Tiba-tiba terlintas pikiran
ganjil dalam benaknya mendengar ucapan Nalis tadi. apakah mungkin harimau
belang jadi turun ke dusun gara-gara hutan rimba di sini semakin sedikit?
Pikiran ini menyelinap karena tiba-tiba Menot teringat berita di tivi uang pernah
dia tonton. Di daerah Jawa monyet-monyet ekor panjang keluar dari hutan dan
menyerbu rumah-rumah karena kelaparan.
Perempuan itu langsung
teringat jika puluhan hektar hutan di hulu dusun itu sudah digunduli.
Kayu-kayunya ditebang dan dijadikan bubur kertas. Tak hanya riba itu yang
berubah, sejak pabrik kertas BHT berdiri
empat tahun lalu di hulu dusun, air Sungai Lematang jadi sering keruh. Dulu
sungai akan keruh bila musim hujan dan meluap. Sekarang hampir setiap bulan air
sungai berubah kuning kecoklatan dan berurat-urat. Badannya juga gatal-gatal
jika mandi di Lematang sekarang. Itulah kenapa dia lebih memilih mandi di Danau
piabong, danau di darat dusun.
Lalu
pikiran Menot melayang ke Serpuh. Dua tahun ini, orang dusun Tanah Abang dan
dusun-dusun sekitarnya heboh bukan kepalang. Beberapa orang jadi kaya mendadak
karena tanahnya kena operan Serpuh. Kata orang-orang yang Menot dengar,
kebun-kebun karet yang dibeli Serpuh itu mengandung batubara. Tak lama beberapa
kebun karet berpindah tangan, jalan-jalan baru untuk mobil-mobil truk dibuka.

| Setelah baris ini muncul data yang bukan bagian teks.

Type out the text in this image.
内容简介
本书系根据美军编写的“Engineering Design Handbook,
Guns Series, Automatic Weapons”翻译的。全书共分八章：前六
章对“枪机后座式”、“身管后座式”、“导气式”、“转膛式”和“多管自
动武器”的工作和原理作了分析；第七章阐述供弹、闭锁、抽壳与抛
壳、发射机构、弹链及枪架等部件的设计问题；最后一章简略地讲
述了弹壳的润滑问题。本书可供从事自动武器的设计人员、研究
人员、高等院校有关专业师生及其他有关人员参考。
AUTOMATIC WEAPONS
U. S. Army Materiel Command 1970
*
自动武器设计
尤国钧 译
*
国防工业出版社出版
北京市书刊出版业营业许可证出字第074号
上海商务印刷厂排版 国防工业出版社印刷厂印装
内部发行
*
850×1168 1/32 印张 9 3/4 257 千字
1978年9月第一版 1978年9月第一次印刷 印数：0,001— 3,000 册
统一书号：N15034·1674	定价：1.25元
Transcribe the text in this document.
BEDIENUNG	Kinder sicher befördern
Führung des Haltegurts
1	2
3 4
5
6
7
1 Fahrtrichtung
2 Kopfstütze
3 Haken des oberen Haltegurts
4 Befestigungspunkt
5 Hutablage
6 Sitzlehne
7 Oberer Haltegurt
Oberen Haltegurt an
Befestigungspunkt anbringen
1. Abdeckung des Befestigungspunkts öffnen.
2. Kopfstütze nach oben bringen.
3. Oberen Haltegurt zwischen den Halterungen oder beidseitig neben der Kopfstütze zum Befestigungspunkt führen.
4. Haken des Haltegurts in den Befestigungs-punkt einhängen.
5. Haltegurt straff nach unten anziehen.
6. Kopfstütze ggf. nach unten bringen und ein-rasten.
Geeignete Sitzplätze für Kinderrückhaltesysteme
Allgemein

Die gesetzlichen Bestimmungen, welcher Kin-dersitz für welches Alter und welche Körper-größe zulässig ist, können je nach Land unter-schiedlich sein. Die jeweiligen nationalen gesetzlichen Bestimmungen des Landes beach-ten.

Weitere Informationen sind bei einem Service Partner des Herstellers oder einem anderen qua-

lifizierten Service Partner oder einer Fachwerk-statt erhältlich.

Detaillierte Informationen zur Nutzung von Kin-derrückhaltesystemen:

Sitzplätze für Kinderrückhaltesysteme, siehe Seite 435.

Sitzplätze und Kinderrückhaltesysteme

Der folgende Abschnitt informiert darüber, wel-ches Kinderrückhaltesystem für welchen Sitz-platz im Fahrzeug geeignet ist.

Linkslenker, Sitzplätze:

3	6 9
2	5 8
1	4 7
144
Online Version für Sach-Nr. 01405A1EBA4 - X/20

Beberapa bujang Tanah Abang tamatan SMA melamar kerja di sana dan diterima; jadi
tukang gali batubara.
Menot
yakin sekali pikirannya itu benar. Harimau belang itu turun ke dusun karena
kelaparan. Hutan rimba tempat ia berarang dan beranak pinak sejak zaman nenek
moyangnya semakin hilang.
Tak mungkin puyang memakan
ternak bahkan orang kalau tak terpaksa, batin Menot. Dia hendak berucap,
menggatakan semua hal yang bersarang dalam kepalanya. Tetapi perempuan yang
hanya tamatan SD itu tidak berani bersuara. Lakinya tak akan mendengarnya. Kalau
pun dia didengarkan, apa yan bisa mereka perbuat? Pabrik bubur kertas itu sudah
berdiri, tambang batubara juga sudah ada. Ah, kepala Menot berdenyut-denyut
dibuatnya.
***
Jarum
jam bergambar Kabah tergantung di dinding tengah rumah limas sudah menunjukkan
angka lima lewat sepuluh menit. Hujan masih merincis di luar sana, belum ada
tanda akan reda, Nalis pun belum pulang.
Menot
sudah selesai masak makan malam. Hatinya masih diserang cemas. Dia ingin
memastikan Nalis tak menyentuh harimau itu. Diliriknya lagi jarum jam, di ingin
mandi, tapi hujan belum reda jua. Kalau ke Sungai Lematang, mungkin masih akan
ramai, tapi kalau mandi ke Danau Piabong yang berjarak beberapa ratus meter
dari rumahnya itu, sudah pasti akan sepi. Masalahnya kulit Menot akan gatal
semalaman jika dia nekat mandi di Lematang.
“Tas,
jaga adik. Emak nak mandi ke Piabong,” ucapnya pada Latas, anak sulungnya yang
berumur sembilan tahun itu. Bocah itu hanya menoleh sekilas dan mengangguk,
lalu matanya kembali tertuju ke layar
tivi yang menayangkan film kartun Spongebob. Sementara Pebot, adiknya yang
berumur lima tahun duduk disampingnya.
Menot
bergegas menuruni anak tangga dapur, dia membawa payung dan tak bersendal
karena takut terpeleset tanah licin. Dicengkeramnya tanah kuat-kuat saat
berjalan. Perutnya yang hamil lima bulan sedikit menyulitkan langkahnya.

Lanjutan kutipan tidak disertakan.